Das Fehlen einer wirksamen, die Zusammensetzung und die Zuständigkeit eines Kollegialorgans regelnden - vom Gesetz, hier von § 101 Abs. 4 BDG 1979 verlangten - Norm im Zeitpunkt der Beschlussfassung hat dessen Unzuständigkeit zur Folge (vgl. die hg. Erkenntnisse vom , Zl. 92/12/0104, und vom , Zl. 2005/09/0009, mwN). Die Berufungsbehörde hat eine solche Unzuständigkeit durch Aufhebung des unterinstanzlichen Bescheides aufzugreifen (vgl. etwa die hg. Erkenntnisse vom , Zlen. 89/17/0031, 0032, vom , Zl. 94/09/0305, und vom , Zl. 2005/09/0009, mwN).
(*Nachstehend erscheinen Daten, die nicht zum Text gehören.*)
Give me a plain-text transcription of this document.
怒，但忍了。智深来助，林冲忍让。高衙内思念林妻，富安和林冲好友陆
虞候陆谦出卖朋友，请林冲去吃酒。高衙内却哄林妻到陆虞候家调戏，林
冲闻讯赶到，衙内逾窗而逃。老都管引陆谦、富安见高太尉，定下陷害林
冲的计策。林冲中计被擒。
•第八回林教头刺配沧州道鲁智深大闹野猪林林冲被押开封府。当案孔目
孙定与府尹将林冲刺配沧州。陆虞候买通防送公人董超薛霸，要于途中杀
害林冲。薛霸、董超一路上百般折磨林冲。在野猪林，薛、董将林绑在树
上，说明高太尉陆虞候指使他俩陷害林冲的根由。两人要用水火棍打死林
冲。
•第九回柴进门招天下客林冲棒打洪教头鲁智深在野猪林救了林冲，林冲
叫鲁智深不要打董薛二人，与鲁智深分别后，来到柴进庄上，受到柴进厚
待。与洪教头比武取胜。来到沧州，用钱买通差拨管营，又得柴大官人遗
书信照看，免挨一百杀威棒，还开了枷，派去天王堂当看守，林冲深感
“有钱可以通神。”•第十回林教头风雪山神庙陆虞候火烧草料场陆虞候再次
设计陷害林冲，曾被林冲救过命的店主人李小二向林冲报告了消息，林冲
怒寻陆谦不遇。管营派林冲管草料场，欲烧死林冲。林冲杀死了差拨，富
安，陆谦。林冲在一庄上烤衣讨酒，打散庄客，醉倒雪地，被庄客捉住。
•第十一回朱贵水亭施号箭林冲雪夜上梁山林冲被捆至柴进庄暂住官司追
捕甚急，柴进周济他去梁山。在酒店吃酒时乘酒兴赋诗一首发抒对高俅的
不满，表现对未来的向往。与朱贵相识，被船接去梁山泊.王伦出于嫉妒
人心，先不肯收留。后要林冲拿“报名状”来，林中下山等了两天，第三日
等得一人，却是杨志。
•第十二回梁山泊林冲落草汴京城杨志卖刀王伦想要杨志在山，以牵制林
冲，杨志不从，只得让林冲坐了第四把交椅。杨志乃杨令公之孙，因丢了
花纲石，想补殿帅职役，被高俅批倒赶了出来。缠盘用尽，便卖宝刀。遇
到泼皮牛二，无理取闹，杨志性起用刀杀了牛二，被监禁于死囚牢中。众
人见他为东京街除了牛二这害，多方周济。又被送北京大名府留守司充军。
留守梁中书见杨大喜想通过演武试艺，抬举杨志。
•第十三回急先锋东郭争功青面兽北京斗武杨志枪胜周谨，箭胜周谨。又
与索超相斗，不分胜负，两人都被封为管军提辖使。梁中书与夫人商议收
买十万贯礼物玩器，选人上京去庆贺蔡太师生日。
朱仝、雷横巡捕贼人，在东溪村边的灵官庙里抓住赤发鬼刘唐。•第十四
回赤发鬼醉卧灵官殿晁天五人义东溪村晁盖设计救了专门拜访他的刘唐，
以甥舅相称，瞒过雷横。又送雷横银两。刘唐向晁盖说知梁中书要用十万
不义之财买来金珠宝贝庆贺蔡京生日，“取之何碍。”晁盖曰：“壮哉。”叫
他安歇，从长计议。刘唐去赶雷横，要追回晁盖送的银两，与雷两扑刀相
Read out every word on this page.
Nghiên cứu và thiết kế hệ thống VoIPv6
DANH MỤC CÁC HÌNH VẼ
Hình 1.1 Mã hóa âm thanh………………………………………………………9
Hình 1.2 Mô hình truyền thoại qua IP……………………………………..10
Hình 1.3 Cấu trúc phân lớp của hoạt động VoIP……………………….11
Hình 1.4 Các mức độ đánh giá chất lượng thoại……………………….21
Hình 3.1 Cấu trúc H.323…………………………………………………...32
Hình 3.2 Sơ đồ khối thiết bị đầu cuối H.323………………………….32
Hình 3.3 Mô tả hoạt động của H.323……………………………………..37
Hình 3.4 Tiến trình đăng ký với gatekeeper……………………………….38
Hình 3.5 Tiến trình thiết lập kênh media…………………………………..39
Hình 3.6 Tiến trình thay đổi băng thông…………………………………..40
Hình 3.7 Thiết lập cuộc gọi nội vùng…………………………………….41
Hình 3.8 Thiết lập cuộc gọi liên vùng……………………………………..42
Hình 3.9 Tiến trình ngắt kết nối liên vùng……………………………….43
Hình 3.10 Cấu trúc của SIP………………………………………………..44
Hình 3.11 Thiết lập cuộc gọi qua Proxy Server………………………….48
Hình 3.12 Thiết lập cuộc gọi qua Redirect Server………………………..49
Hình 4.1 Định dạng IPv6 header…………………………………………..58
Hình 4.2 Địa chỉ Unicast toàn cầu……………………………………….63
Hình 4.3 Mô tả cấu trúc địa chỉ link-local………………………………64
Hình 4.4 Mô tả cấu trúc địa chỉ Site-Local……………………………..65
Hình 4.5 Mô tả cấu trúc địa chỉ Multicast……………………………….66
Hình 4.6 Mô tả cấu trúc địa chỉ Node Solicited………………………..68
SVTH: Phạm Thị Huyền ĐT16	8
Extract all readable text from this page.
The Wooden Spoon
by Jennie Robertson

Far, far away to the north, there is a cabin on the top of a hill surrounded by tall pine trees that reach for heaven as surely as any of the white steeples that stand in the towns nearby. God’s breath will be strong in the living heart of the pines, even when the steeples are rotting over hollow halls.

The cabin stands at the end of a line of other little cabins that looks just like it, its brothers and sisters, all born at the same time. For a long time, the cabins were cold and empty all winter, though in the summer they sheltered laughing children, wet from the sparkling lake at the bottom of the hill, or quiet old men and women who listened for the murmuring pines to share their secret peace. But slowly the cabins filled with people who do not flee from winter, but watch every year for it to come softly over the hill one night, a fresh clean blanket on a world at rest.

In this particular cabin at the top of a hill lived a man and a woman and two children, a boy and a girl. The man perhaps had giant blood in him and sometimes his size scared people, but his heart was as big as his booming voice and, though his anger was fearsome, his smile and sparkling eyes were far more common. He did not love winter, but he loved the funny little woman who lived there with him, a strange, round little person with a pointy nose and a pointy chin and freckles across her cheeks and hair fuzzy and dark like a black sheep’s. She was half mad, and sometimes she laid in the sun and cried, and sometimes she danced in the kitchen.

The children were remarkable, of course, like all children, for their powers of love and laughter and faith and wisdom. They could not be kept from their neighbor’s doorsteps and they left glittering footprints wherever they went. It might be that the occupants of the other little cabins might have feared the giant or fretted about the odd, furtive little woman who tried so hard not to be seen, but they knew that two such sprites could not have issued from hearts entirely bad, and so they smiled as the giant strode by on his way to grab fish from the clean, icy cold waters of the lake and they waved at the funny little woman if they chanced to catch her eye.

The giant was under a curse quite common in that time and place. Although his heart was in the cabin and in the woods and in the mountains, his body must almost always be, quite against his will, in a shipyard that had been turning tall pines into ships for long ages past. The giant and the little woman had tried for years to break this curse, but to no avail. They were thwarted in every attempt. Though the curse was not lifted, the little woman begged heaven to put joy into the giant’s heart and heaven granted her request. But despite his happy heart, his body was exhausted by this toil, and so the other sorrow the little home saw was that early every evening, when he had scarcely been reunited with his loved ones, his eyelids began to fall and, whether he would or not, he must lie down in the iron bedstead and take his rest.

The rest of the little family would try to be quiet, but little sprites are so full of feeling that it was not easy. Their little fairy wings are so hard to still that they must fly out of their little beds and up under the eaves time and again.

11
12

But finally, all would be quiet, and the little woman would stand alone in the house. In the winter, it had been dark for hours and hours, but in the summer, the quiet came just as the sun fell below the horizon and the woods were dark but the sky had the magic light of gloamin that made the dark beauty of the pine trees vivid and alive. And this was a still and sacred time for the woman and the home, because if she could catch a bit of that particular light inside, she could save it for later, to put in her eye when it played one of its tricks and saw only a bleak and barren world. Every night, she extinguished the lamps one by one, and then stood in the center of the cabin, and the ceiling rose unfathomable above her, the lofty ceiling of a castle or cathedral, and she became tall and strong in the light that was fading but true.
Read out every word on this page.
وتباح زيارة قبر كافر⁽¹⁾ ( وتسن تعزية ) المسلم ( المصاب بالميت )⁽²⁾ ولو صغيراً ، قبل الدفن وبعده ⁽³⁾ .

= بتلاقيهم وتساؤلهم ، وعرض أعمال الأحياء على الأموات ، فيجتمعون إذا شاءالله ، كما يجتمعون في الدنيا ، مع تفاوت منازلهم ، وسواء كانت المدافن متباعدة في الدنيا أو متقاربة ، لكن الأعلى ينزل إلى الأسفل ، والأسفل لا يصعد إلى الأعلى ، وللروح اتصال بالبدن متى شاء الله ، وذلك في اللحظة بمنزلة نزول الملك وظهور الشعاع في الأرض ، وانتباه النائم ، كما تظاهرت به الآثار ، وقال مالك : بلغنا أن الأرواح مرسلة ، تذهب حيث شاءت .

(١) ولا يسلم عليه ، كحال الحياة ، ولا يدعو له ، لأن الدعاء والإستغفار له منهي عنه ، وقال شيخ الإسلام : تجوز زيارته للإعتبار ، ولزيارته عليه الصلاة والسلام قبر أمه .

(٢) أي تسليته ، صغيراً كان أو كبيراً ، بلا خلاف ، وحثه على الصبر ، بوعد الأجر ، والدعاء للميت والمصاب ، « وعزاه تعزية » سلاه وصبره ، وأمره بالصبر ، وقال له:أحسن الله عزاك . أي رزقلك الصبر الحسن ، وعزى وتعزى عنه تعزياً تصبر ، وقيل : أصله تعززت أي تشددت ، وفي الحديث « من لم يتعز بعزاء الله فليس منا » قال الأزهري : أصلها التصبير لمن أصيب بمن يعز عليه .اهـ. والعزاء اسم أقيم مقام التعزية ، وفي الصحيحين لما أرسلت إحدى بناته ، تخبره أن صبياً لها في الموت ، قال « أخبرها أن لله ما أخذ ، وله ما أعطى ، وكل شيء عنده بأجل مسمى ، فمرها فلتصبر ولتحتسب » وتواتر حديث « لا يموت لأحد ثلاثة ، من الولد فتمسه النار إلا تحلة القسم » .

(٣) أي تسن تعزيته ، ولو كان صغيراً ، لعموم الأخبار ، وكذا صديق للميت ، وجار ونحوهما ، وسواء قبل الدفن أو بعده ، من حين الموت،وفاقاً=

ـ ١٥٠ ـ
Indem die belangte Behörde dies unterließ, hat sie den angefochtenen Bescheid mit inhaltlicher Rechtswidrigkeit belastet, weshalb dieser gemäß § 42 Abs. 2 Z. 1 VwGG aufzuheben war.

Die Kostenentscheidung beruht - im Rahmen des Begehrens - auf § 47 ff VwGG iVm der VwGH-Aufwandersatzverordnung 2008.